Hi. We're very enthusiastic about the various digital improvements we've been implementing. I'll break them down into our primary objectives of operational reliability and profitability. On the reliability front, we've made significant strides in how we manage irregular operations to better coordinate our crews. Additionally, we've placed a greater emphasis on how we handle operations at larger airports like Dallas and Charlotte. By improving this aspect, we can reduce taxi times, which saves fuel, enhances turnaround time, and optimizes our asset usage. We've also developed algorithms to assist us, particularly in markets like Charlotte, where we face sudden thunderstorms. This allows us to adjust operations more effectively rather than resorting to mass cancellations. While this may lead to slight flight delays, it ensures that flights still arrive compared to our past method. On the profitability side, we've introduced new products like the option to upgrade to a higher cabin, which provides us more pricing flexibility and purchase options. We've made numerous advancements in our overbooking technology. In a landscape where change fees are eliminated, we face increased volatility from cancellations, closing cancellations, and no-shows, necessitating a more refined overbooking strategy. You've heard Vasu emphasize the significance of our partnerships and how they contribute to revenue generation. We aim to create a smoother experience for customers traveling on our airline, for example, with JetBlue or Alaska. Finally, Vasu has also mentioned our loyalty program, which we’ve leveraged to boost our co-brand spending; enrollments are up, and customer engagement with the program is significantly increasing. Those are just a few initiatives we're currently pursuing.

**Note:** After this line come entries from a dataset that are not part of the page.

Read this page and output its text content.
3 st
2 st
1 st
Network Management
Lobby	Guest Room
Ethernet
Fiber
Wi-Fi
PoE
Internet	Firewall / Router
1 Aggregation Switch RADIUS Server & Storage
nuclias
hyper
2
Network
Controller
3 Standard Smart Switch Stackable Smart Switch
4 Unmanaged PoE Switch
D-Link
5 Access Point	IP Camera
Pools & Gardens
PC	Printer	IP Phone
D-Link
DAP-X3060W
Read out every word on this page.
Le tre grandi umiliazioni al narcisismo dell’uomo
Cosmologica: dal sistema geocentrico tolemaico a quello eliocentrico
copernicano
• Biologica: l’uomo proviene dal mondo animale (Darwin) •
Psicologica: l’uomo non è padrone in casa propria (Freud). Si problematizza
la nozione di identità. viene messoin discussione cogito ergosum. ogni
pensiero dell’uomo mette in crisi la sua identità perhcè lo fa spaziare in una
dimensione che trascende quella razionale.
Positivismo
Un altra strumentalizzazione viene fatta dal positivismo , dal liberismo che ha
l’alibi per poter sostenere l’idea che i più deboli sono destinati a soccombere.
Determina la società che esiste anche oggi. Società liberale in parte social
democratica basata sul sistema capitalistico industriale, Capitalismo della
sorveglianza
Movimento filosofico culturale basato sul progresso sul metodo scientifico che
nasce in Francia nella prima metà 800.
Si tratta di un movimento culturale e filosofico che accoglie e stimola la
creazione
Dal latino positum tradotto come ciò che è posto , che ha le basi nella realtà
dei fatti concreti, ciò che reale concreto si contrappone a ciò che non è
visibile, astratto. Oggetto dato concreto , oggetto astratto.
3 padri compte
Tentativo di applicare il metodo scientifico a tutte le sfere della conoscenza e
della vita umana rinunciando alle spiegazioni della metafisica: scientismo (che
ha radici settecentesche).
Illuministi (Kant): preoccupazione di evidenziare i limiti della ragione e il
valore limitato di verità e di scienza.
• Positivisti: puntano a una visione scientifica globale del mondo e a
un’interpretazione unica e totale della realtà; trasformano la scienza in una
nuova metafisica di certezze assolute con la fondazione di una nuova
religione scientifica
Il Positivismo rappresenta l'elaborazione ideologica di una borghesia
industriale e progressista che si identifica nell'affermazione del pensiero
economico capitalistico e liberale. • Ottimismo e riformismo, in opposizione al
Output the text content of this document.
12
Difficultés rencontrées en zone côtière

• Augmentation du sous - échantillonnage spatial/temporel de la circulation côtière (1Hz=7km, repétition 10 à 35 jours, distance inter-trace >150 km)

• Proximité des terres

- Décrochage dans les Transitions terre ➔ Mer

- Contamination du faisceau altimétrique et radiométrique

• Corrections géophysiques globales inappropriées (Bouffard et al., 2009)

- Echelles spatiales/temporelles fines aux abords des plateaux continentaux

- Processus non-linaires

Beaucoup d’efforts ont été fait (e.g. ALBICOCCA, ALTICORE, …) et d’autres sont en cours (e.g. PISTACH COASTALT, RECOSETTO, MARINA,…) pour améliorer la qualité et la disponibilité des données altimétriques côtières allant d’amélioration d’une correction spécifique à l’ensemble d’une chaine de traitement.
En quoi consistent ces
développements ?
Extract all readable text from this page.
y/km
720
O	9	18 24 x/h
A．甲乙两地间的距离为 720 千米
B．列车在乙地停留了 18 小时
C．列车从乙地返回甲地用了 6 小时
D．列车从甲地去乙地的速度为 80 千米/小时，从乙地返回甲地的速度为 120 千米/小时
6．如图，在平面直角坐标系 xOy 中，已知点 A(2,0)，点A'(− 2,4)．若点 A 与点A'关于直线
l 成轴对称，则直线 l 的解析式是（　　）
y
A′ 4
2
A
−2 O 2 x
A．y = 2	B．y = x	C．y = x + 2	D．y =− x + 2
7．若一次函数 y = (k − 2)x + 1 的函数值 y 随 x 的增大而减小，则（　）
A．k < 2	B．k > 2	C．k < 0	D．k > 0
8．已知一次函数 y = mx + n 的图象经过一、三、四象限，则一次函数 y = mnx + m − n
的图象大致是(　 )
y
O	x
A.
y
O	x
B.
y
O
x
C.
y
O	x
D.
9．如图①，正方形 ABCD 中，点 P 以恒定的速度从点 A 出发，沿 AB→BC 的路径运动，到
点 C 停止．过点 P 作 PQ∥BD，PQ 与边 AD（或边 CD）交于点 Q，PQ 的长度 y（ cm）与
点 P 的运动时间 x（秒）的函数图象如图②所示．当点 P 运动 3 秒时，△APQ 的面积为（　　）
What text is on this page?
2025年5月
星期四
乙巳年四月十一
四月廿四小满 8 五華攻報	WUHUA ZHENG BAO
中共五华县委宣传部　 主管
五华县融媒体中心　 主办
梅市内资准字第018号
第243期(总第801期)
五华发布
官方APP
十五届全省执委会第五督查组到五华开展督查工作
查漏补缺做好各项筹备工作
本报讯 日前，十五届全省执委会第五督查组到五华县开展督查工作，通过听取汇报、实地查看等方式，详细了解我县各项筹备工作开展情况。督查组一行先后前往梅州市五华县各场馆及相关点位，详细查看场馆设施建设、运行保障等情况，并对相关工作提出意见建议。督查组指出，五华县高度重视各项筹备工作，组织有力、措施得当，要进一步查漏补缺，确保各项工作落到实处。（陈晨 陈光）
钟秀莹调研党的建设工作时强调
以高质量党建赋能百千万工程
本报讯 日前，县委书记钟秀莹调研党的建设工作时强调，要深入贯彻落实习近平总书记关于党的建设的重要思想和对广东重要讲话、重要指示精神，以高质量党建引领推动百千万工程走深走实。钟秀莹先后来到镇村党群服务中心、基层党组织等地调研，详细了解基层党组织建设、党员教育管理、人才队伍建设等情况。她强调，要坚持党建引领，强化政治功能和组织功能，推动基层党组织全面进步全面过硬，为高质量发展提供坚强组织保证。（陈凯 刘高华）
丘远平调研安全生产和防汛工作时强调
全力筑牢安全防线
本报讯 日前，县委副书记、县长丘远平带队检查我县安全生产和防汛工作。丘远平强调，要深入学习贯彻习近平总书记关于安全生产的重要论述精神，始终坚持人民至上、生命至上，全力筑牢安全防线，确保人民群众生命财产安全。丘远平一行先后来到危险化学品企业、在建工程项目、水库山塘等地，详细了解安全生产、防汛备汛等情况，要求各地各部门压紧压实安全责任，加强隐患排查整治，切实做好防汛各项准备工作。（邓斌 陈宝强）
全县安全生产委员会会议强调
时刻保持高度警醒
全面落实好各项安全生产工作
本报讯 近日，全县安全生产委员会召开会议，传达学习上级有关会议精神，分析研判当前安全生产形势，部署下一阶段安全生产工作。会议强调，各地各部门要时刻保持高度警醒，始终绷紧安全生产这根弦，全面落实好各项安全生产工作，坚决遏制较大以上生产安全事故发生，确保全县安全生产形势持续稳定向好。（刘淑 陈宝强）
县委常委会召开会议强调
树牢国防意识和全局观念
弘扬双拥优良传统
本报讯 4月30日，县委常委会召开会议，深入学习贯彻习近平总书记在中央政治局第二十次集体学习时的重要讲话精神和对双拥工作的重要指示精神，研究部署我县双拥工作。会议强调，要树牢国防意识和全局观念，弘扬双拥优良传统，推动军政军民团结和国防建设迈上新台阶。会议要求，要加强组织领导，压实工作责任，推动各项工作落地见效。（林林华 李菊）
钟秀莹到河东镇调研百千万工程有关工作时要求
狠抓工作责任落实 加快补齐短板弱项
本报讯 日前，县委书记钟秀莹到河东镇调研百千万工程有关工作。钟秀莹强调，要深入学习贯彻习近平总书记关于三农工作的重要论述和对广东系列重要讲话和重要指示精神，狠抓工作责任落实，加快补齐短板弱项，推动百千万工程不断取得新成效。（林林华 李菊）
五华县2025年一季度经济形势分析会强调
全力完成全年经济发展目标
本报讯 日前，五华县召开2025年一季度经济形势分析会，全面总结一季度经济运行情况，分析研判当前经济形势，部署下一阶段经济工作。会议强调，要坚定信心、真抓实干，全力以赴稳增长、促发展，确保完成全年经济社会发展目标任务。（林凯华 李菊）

Thank you. And I will now turn the call back over to Mr. Isom for any closing remarks.
Thank you so much. I am so proud of our team after fighting through this global pandemic for the last 2.5 years battling every step of the way, persevering, caring for customers and each other every single day. We set a couple of goals. One is to return to profitability and to run the most reliable airline we could. I am so pleased to report that we have returned to profitability. We intend to stay that way. I know that our team is intent on making sure that we produce the kind of products that we're all proud of and that our customers want to fly. Thank you for listening in, and we'll talk to you next quarter.
Ladies and gentlemen, that does conclude our conference for today. Thank you for your participation. You may now disconnect. Good day.